Inspector/SHO Angrej Singh (PW-10) reached at the site of occurrence and inspected the spot. Inquest proceedings (Ex.PP) were conducted and dead body was identified by PW-3 Bimal Rajak and Upinder Sah. Strands of hair found from the hands (fists) of victim-deceased were taken and after converting it into a sealed parcel bearing seal having inscriptions ‘AS’, it was taken into police possession, vide recovery memo Ex.PK, which was attested by Assistant Sub Inspector Sulakhan Singh and Head Constable David Masih.

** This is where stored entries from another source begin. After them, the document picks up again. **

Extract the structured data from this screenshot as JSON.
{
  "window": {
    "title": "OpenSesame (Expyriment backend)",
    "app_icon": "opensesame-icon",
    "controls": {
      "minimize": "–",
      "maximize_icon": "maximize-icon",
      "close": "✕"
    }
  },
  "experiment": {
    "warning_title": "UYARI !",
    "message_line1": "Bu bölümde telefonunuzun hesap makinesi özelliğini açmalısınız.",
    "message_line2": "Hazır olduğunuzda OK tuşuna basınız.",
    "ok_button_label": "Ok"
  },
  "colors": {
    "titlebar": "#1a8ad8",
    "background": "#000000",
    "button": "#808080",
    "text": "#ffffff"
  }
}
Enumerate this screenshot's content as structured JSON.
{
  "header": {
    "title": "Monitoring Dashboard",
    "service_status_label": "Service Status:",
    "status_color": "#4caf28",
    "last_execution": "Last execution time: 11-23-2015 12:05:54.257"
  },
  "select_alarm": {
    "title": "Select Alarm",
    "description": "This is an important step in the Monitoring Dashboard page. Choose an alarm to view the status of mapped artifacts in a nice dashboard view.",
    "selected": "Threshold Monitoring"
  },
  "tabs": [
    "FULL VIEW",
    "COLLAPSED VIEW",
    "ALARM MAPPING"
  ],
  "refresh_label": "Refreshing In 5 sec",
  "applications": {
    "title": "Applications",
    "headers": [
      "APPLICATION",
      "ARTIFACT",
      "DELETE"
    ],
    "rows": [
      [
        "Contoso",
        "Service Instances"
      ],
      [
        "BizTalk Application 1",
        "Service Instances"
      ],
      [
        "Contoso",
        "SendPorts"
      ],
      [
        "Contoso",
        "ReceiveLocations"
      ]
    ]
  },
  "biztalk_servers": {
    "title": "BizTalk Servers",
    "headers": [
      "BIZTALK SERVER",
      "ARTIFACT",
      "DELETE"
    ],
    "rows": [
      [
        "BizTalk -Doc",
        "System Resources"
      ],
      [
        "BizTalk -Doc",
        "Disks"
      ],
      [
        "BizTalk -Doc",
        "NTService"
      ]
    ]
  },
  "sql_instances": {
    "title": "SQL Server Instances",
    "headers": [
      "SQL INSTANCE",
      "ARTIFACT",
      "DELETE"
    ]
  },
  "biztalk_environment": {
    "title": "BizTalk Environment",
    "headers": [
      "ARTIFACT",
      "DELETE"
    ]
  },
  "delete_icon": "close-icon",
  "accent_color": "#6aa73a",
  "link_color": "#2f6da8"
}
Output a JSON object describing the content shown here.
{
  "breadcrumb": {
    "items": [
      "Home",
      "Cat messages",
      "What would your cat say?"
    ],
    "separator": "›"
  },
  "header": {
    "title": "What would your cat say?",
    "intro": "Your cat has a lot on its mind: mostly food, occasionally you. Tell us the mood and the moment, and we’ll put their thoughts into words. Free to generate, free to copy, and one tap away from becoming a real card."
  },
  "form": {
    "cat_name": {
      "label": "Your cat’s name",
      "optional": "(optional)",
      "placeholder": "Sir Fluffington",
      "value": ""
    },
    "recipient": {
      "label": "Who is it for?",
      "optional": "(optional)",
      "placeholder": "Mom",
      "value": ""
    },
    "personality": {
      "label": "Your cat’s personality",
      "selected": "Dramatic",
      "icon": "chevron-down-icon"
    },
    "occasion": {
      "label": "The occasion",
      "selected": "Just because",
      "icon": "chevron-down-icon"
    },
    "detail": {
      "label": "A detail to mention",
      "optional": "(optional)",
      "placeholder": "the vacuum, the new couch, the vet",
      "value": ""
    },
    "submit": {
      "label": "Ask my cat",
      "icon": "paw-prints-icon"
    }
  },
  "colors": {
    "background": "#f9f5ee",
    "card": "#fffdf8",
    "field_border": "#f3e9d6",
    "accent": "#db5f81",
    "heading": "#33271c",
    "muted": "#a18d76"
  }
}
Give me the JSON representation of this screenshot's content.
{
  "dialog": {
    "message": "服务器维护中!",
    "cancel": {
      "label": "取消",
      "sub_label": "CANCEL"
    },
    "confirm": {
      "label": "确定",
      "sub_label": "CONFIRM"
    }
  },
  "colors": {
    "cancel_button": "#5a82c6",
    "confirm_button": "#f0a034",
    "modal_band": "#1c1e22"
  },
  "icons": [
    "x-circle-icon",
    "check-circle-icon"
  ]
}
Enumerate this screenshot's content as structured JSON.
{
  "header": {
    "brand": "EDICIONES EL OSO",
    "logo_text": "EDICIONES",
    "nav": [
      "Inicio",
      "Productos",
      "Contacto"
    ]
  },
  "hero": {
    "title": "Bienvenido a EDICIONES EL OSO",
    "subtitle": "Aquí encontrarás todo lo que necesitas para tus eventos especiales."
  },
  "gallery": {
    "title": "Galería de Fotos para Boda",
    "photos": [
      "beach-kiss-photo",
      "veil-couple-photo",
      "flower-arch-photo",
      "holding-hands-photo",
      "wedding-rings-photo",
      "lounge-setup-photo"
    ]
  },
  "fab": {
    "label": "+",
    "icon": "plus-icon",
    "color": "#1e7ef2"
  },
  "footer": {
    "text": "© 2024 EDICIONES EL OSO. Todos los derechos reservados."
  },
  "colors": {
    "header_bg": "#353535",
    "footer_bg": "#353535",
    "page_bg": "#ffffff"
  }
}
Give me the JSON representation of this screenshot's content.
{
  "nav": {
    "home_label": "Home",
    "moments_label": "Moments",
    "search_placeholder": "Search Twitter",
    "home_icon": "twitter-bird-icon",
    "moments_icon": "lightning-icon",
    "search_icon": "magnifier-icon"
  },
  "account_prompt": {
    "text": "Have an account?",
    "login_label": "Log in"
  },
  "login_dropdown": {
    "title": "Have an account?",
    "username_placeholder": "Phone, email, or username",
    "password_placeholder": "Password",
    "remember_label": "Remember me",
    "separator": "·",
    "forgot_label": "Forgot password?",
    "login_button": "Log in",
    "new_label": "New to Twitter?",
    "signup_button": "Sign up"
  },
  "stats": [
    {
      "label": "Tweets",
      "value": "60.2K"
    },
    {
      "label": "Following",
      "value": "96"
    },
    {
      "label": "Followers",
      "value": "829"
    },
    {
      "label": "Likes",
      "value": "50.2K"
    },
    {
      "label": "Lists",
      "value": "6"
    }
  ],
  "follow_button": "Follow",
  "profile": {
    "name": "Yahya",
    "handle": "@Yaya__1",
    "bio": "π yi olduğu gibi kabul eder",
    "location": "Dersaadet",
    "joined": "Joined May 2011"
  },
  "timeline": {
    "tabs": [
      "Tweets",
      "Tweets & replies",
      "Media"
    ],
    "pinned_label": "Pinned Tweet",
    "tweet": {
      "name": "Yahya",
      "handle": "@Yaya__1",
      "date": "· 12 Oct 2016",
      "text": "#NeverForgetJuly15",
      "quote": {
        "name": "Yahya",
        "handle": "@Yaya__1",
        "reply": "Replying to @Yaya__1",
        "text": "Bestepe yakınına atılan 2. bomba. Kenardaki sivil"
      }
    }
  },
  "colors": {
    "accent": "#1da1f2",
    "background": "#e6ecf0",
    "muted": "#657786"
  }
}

One mould of left foot print lifted from the place near the dead body by Sub Inspector Jaswinder Kaur, Finger Print Bureau, Jalandhar, was taken into police possession, vide recovery memo Ex.PL and was attested by ASI Sulakhan Singh and HC David Masih. Rough site-plan (Ex.PQ) of place of occurrence was prepared and statements of concerned witnesses were recorded. Case property was deposited with the MHC of Police Station. 3. On 08.10.2011, Bimal Rajak got recorded his statement before the police that he alongwith his family members was living at village Diyantpur. Victim-deceased, aged about 12-13 years, sister-in-law of Bimal Rajak, was also living with them. On 06.10.2011 at about 5:00 PM, victim/deceased was sent by her sister to purchase vegetables from Rajewal and when she did not return, they searched her. Enquiry was made from the grocery shop of Rajewal and it was informed that victim-deceased had come but after taking the goods she had gone back. Since whereabouts of victim/deceased could not be traced out, on 07.10.2011, Sulekha Devi wife of Bimal Rajak got a report registered in Police Station Adampur. Bimal Rajak further stated that on 08.10.2011 in the morning hours, he came to know that dead body of victim was lying in the field of eucalyptus trees outside the village and that field belongs to Karnail Singh son of Mehanga Singh of village Diyantpur. Bimal Rajak alongwith his wife reached the place of occurrence where inquest proceedings qua body of deceased were carried out and the dead body of victim was identified. Bimal Rajak also stated that he is fully sure that his sister-in-law (victim-deceased) was murdered by accused Gurpreet Singh @ Gopi son of Baljit Singh, resident of village Diyantpur, who had been keeping an evil eye on her since long. 4.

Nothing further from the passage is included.